If the building is assaulted by an attacking unit, I resolve the combats with a variant of the TS&TF close combat rules, with certain modifiers. This would take too much space to type out here, but it is a bit faster than the standard rules and need not be fought to the finish, the attacker is given the opportunity to withdraw after each round (and become Pinned).

UshCha04 Nov 2017 2:44 a.m. PST

piper909, Facinating take. Its shows how we approach diffrently. At our scale we allow 1 figure per window so some houses are less useful a deliberate choice ;-).

The diffrence in artillery is also intersting but it my be about type. We cheat a bit, but allow troops on the ground and first floor of a 3 floor building to be imune from mortar fire. This was the case in WWII in parts of stalingrad but the houses were a bit taller, designers licence.

We allow withdrawal similar toi you but not if the unit is on a higher floor adn the l;ower is occupied by the enemy. Mind you most of our houses are quire small so its easy to occupy most of the ground floor.

Elenderil29 Dec 2017 3:49 p.m. PST

It's my understanding that urban areas and woodlands tend to suck in troops who are then no longer able to respond to command and control as the formation commander would like. The pace of operations slows in those areas too.
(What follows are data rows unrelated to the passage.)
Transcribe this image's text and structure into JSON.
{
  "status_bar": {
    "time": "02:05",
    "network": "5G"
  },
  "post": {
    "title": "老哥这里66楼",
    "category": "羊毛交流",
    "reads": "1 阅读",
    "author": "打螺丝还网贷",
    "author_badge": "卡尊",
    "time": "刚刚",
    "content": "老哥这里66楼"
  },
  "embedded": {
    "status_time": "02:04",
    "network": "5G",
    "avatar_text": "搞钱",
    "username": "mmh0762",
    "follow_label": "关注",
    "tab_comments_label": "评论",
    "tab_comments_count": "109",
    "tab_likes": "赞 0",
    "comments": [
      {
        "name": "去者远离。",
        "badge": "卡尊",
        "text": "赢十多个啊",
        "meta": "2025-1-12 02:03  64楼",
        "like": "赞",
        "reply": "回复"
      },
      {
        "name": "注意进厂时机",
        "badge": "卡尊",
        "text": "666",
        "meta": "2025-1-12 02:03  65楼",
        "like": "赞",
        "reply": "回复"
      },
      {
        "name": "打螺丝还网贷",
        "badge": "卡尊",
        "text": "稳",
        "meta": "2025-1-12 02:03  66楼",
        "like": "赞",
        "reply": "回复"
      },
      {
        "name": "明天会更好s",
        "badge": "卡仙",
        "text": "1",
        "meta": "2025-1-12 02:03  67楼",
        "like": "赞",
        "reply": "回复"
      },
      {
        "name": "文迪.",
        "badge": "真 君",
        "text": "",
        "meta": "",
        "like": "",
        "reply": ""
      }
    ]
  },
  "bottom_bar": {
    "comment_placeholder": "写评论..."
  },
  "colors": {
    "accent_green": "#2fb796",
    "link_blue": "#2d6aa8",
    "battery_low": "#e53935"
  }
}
I play games at army level in the ancient and Pike and shot periods, these are periods where generals couldn't afford to loose control of their troops so fighting in urban areas was rare.

My solution is to treat urban areas as a type of difficult terrain. They have restricted sight lines and movement restrictions and specific rules that mean troops will be difficult to get moving once they have entered the urban area.

As an aside house to house fighting did occur in the English Civil War I know of examples at Beverley and Horncastle which included house clearance combats as well as street fighting at Worcester, Brentford and other places.